La catastrofe della «Stella Polare».

A cinquecento passi dalle alture, presso una profonda spaccatura del suolo che si prolungava verso l’ovest, si rizzavano quattro tende, che la bufera di neve aveva ormai semi-strappate e piegate verso terra.

A breve distanza si scorgeva una scialuppa rovesciata, colla chiglia in aria, una slitta ed alcuni fucili che parevano fossero stati abbandonati all’aperto. Nessuna voce usciva dalle tende, ma da una sfuggiva, ad intervalli, del fumo nero e acre, che pareva prodotto dalla combustione di materie grasse.

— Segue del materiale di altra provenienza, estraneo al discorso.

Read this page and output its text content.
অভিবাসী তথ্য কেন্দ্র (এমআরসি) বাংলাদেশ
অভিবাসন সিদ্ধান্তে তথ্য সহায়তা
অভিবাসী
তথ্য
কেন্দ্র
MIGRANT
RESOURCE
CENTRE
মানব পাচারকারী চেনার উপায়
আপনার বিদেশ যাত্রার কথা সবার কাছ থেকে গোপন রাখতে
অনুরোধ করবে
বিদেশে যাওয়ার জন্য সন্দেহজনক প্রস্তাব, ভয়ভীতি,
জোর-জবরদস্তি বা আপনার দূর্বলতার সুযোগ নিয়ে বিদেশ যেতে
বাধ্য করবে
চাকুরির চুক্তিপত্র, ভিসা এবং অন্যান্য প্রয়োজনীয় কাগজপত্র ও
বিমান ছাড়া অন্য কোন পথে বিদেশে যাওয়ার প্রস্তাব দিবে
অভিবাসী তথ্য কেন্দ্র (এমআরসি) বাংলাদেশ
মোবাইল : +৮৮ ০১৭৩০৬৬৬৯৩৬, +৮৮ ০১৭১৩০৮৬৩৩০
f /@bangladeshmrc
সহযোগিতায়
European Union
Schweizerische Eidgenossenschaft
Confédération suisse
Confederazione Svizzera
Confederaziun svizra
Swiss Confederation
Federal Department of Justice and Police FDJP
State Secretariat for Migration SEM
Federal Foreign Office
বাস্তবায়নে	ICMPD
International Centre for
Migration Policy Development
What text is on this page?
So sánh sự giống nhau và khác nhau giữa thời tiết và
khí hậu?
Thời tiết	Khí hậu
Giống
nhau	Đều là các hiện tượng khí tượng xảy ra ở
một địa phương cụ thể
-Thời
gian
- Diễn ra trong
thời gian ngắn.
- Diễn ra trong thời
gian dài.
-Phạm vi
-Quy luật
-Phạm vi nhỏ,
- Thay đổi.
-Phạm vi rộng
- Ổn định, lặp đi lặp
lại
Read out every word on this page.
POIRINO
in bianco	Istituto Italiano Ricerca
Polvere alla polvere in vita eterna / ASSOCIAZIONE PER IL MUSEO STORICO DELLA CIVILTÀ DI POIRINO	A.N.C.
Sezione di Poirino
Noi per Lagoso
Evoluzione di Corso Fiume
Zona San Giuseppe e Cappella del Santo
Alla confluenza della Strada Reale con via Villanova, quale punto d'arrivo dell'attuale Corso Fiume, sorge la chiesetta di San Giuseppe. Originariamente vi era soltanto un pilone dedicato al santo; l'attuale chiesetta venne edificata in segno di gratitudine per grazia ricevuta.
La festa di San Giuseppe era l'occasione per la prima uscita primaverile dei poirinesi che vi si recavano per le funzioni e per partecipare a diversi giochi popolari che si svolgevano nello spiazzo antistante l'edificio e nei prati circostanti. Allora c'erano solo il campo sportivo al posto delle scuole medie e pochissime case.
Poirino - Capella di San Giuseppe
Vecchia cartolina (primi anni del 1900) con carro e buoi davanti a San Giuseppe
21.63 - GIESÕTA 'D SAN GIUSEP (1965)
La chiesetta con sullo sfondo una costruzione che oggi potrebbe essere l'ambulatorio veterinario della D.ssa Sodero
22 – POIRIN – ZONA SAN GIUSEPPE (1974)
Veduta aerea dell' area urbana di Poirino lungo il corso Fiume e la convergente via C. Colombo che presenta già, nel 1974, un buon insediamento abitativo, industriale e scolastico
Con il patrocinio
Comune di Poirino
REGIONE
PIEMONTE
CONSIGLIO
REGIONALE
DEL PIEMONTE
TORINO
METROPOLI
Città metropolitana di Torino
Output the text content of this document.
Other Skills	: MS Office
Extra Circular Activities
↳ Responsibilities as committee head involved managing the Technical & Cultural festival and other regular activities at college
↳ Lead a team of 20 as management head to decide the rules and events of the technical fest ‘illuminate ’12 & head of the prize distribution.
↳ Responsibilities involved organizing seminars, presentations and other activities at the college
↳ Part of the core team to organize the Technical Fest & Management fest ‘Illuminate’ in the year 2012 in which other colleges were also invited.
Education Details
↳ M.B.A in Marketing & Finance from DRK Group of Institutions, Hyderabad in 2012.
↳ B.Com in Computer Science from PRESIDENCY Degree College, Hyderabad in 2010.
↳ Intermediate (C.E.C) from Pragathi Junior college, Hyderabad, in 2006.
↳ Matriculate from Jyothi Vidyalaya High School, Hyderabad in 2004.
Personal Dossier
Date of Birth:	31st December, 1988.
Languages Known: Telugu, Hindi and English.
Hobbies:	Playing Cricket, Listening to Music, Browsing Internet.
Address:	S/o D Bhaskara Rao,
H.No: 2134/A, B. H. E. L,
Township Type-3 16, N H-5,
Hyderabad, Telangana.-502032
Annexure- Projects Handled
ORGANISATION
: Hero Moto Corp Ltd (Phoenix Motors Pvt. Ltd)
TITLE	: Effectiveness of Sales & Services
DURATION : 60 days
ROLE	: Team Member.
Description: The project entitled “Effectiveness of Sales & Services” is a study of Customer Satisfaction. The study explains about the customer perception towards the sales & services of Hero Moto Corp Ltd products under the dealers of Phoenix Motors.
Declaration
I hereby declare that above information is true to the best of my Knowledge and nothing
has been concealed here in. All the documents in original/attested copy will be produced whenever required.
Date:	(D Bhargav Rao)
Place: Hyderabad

Chi erano gli uomini che avevano cercato un riparo contro la bufera di neve sotto quelle tende? Erano Bisby ed i marinai americani od i superstiti della Stella Polare?

Wilkye e Blunt, in preda ad una viva ansietà e ad una profonda commozione, si erano messi a correre verso quelle tende. In pochi minuti giunsero presso alla prima e ne sollevarono un lembo, ma era vuota.

Stavano per visitare la seconda, quando un uomo, che stava sdraiato, insensibile al vento gelido del sud ed ai furori della burrasca, s’alzò, scuotendosi di dosso la neve che lo aveva quasi sepolto.

Parve ai due esploratori che si rizzasse innanzi a loro un fantasma, peggio ancora, uno scheletro vivente. Quel disgraziato, che doveva aver sofferto dolori e privazioni d’ogni specie, faceva insieme paura e pietà.